Monday, September 24, 2007

Columbia's Folly

I was surprised when I got in the car today and turned on my XM radio to the Spencer Hughes “Fox Across America” show, a program I often listen to when I’m driving in the afternoon. I get a little irritated with Hughes’ abruptness with callers, but that really isn’t all that unusual among talk show hosts, and although he is a fairly conservative guy, I find some of his positions disagreeable.

Today was one day when I disagreed with him, and it was on the topic of Iranian President Mahmoud Ahmadinejad’s address at Columbia University. Hughes was all upset that some people didn’t want Ahmadinejad to speak at Columbia, and tried to paint it as a free speech issue, and he complained that it was therefore improper for the state and federal government to cut off funding to Columbia on that basis.

But this isn’t a free speech issue. Our Constitution guarantees certain unalienable rights to Americans, the right to free speech among them. However, even if Ahmadinejad is entitled to speak freely when he is in the United States because of the freedoms our Constitution guarantees, that guarantee does not include providing a forum for speaking, particularly one such as Columbia University.

We ought to all be upset at Columbia’s hypocrisy, inviting Ahmadinejad to speak, but denying Lawrence Summers, the former Harvard president who got in trouble over some relatively innocuous remarks about females. Does Summers not have at least as much a right to speak at Columbia? We ought to be upset that Columbia will not allow military recruiters on campus, but invites the Iranian president to speak. We ought to be upset that Columbia gave Minuteman founder Jim Gilchrist a forum in which to speak, and then allowed the audience to shout him down.

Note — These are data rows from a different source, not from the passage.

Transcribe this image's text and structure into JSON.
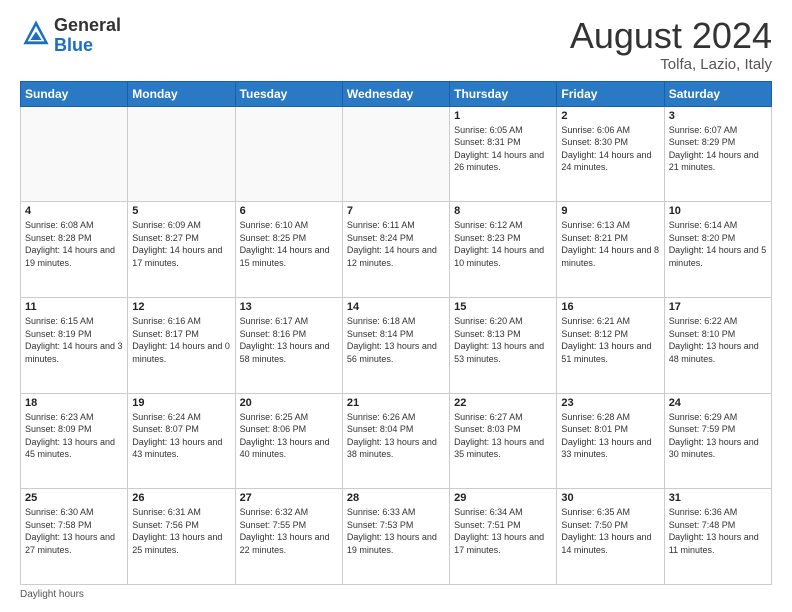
{
  "header": {
    "logo_general": "General",
    "logo_blue": "Blue",
    "title": "August 2024",
    "location": "Tolfa, Lazio, Italy"
  },
  "days_of_week": [
    "Sunday",
    "Monday",
    "Tuesday",
    "Wednesday",
    "Thursday",
    "Friday",
    "Saturday"
  ],
  "weeks": [
    [
      {
        "day": "",
        "detail": ""
      },
      {
        "day": "",
        "detail": ""
      },
      {
        "day": "",
        "detail": ""
      },
      {
        "day": "",
        "detail": ""
      },
      {
        "day": "1",
        "detail": "Sunrise: 6:05 AM\nSunset: 8:31 PM\nDaylight: 14 hours and 26 minutes."
      },
      {
        "day": "2",
        "detail": "Sunrise: 6:06 AM\nSunset: 8:30 PM\nDaylight: 14 hours and 24 minutes."
      },
      {
        "day": "3",
        "detail": "Sunrise: 6:07 AM\nSunset: 8:29 PM\nDaylight: 14 hours and 21 minutes."
      }
    ],
    [
      {
        "day": "4",
        "detail": "Sunrise: 6:08 AM\nSunset: 8:28 PM\nDaylight: 14 hours and 19 minutes."
      },
      {
        "day": "5",
        "detail": "Sunrise: 6:09 AM\nSunset: 8:27 PM\nDaylight: 14 hours and 17 minutes."
      },
      {
        "day": "6",
        "detail": "Sunrise: 6:10 AM\nSunset: 8:25 PM\nDaylight: 14 hours and 15 minutes."
      },
      {
        "day": "7",
        "detail": "Sunrise: 6:11 AM\nSunset: 8:24 PM\nDaylight: 14 hours and 12 minutes."
      },
      {
        "day": "8",
        "detail": "Sunrise: 6:12 AM\nSunset: 8:23 PM\nDaylight: 14 hours and 10 minutes."
      },
      {
        "day": "9",
        "detail": "Sunrise: 6:13 AM\nSunset: 8:21 PM\nDaylight: 14 hours and 8 minutes."
      },
      {
        "day": "10",
        "detail": "Sunrise: 6:14 AM\nSunset: 8:20 PM\nDaylight: 14 hours and 5 minutes."
      }
    ],
    [
      {
        "day": "11",
        "detail": "Sunrise: 6:15 AM\nSunset: 8:19 PM\nDaylight: 14 hours and 3 minutes."
      },
      {
        "day": "12",
        "detail": "Sunrise: 6:16 AM\nSunset: 8:17 PM\nDaylight: 14 hours and 0 minutes."
      },
      {
        "day": "13",
        "detail": "Sunrise: 6:17 AM\nSunset: 8:16 PM\nDaylight: 13 hours and 58 minutes."
      },
      {
        "day": "14",
        "detail": "Sunrise: 6:18 AM\nSunset: 8:14 PM\nDaylight: 13 hours and 56 minutes."
      },
      {
        "day": "15",
        "detail": "Sunrise: 6:20 AM\nSunset: 8:13 PM\nDaylight: 13 hours and 53 minutes."
      },
      {
        "day": "16",
        "detail": "Sunrise: 6:21 AM\nSunset: 8:12 PM\nDaylight: 13 hours and 51 minutes."
      },
      {
        "day": "17",
        "detail": "Sunrise: 6:22 AM\nSunset: 8:10 PM\nDaylight: 13 hours and 48 minutes."
      }
    ],
    [
      {
        "day": "18",
        "detail": "Sunrise: 6:23 AM\nSunset: 8:09 PM\nDaylight: 13 hours and 45 minutes."
      },
      {
        "day": "19",
        "detail": "Sunrise: 6:24 AM\nSunset: 8:07 PM\nDaylight: 13 hours and 43 minutes."
      },
      {
        "day": "20",
        "detail": "Sunrise: 6:25 AM\nSunset: 8:06 PM\nDaylight: 13 hours and 40 minutes."
      },
      {
        "day": "21",
        "detail": "Sunrise: 6:26 AM\nSunset: 8:04 PM\nDaylight: 13 hours and 38 minutes."
      },
      {
        "day": "22",
        "detail": "Sunrise: 6:27 AM\nSunset: 8:03 PM\nDaylight: 13 hours and 35 minutes."
      },
      {
        "day": "23",
        "detail": "Sunrise: 6:28 AM\nSunset: 8:01 PM\nDaylight: 13 hours and 33 minutes."
      },
      {
        "day": "24",
        "detail": "Sunrise: 6:29 AM\nSunset: 7:59 PM\nDaylight: 13 hours and 30 minutes."
      }
    ],
    [
      {
        "day": "25",
        "detail": "Sunrise: 6:30 AM\nSunset: 7:58 PM\nDaylight: 13 hours and 27 minutes."
      },
      {
        "day": "26",
        "detail": "Sunrise: 6:31 AM\nSunset: 7:56 PM\nDaylight: 13 hours and 25 minutes."
      },
      {
        "day": "27",
        "detail": "Sunrise: 6:32 AM\nSunset: 7:55 PM\nDaylight: 13 hours and 22 minutes."
      },
      {
        "day": "28",
        "detail": "Sunrise: 6:33 AM\nSunset: 7:53 PM\nDaylight: 13 hours and 19 minutes."
      },
      {
        "day": "29",
        "detail": "Sunrise: 6:34 AM\nSunset: 7:51 PM\nDaylight: 13 hours and 17 minutes."
      },
      {
        "day": "30",
        "detail": "Sunrise: 6:35 AM\nSunset: 7:50 PM\nDaylight: 13 hours and 14 minutes."
      },
      {
        "day": "31",
        "detail": "Sunrise: 6:36 AM\nSunset: 7:48 PM\nDaylight: 13 hours and 11 minutes."
      }
    ]
  ],
  "footer": {
    "daylight_label": "Daylight hours"
  }
}
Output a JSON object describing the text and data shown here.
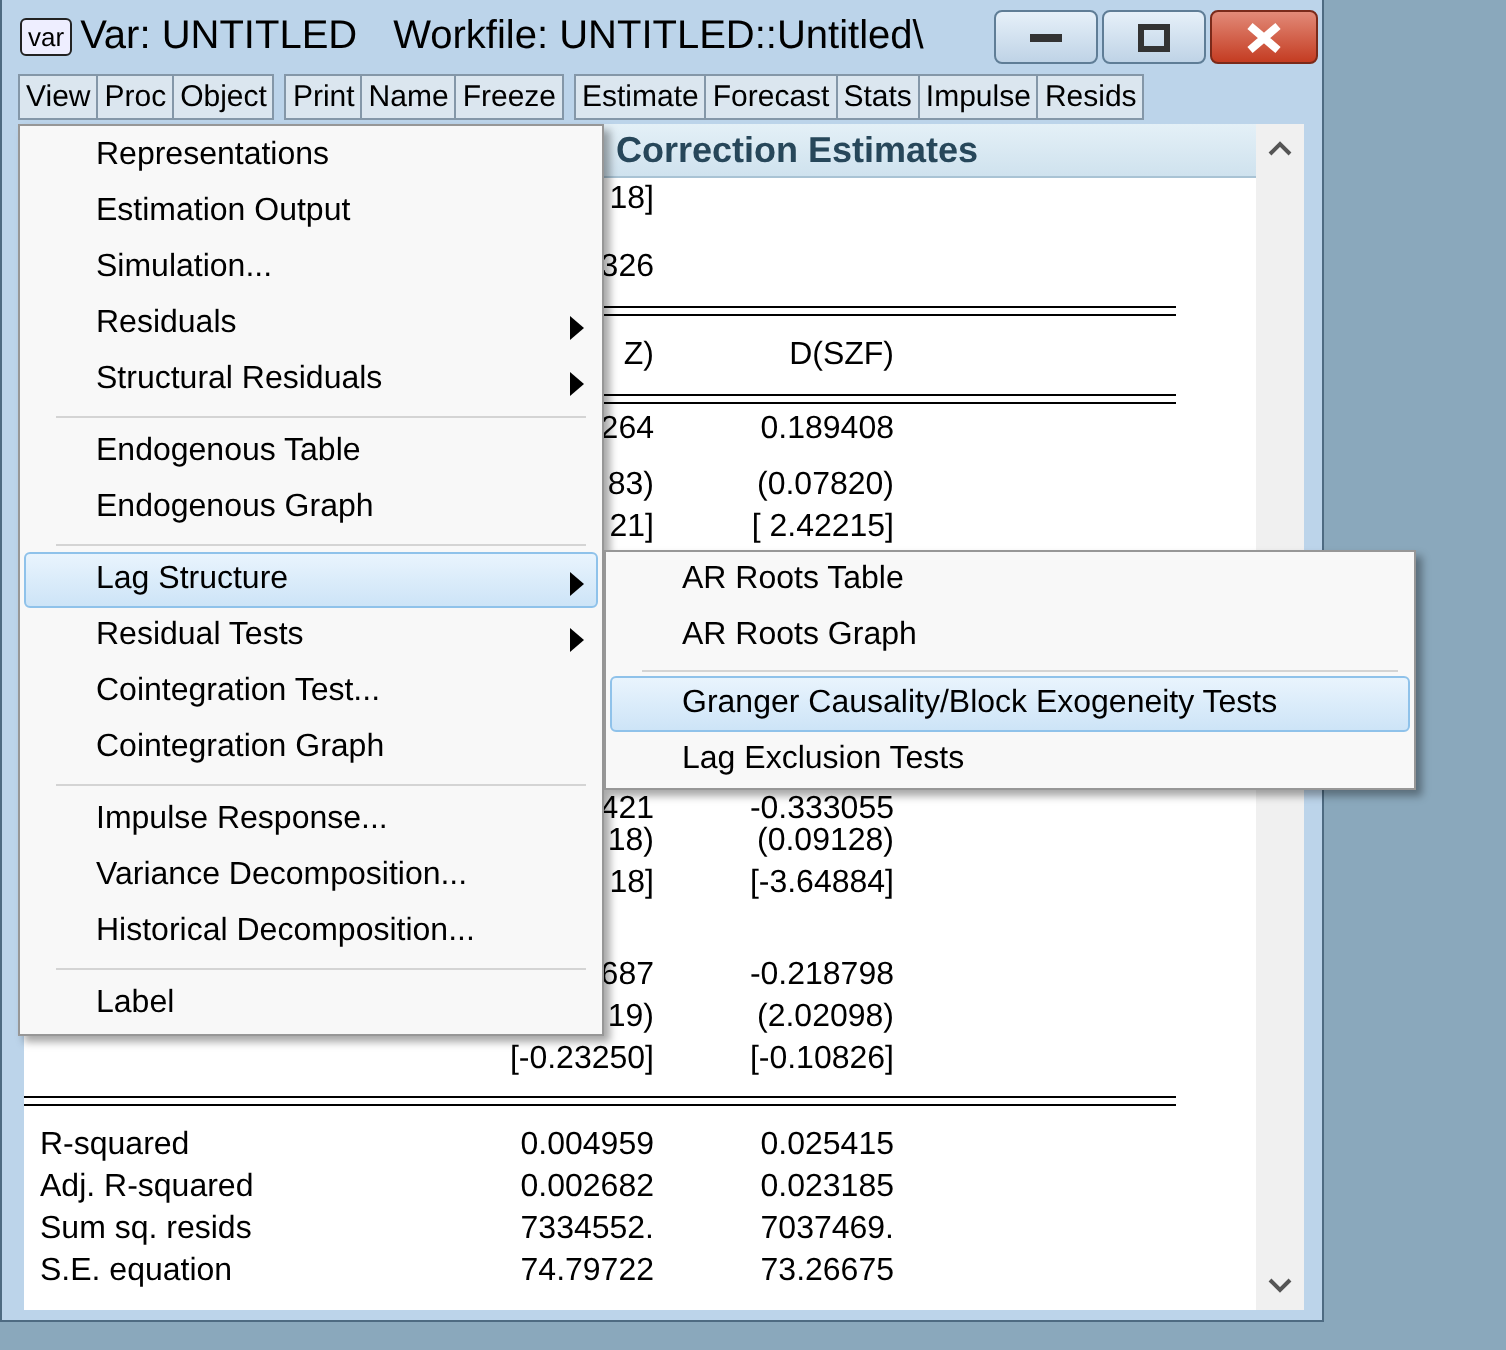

It is a legitimate objection to oppose Ahmadinejad on the basis of Columbia’s hypocrisy.

It is further fair game to oppose Columbia for its bad judgment in honoring an enemy of our nation, and a terrorist whose nation funds and arms the Iraq insurgents, by giving him a forum in which to spout his anti-US venom. We have little defense when our own citizens go to foreign countries and badmouth us, like the badly confused Congressman Dennis Kucinich recently did in Syria, and self-absorbed boobs like Danny Glover and Harry Belafonte did in Venezuela a while back. It’s is part of the freedoms we protect for people to do stupid things if they want to. But we don’t have to allow foreigners to come here and do it, and it is stupid in the extreme to invite them to do so. And, by the way, does Columbia intend to reimburse New York and the federal government for the security costs involved in this fiasco?

So, if someone in the New York legislature and someone else in the Congress wants to introduce a bill to take funding from Columbia for its hypocrisy and bad judgment, I say, “go for it,” and I hope they succeed.

Some submit that the upshot of all of this, after Ahmadinejad got finished blathering and dodging questions, is that the kids at Columbia will see him for what he is, and he will have lost face by coming here. Maybe so. But in other places around the world, he will have grown in stature and reputation by coming to the land of the Great Satan, and putting America in its place.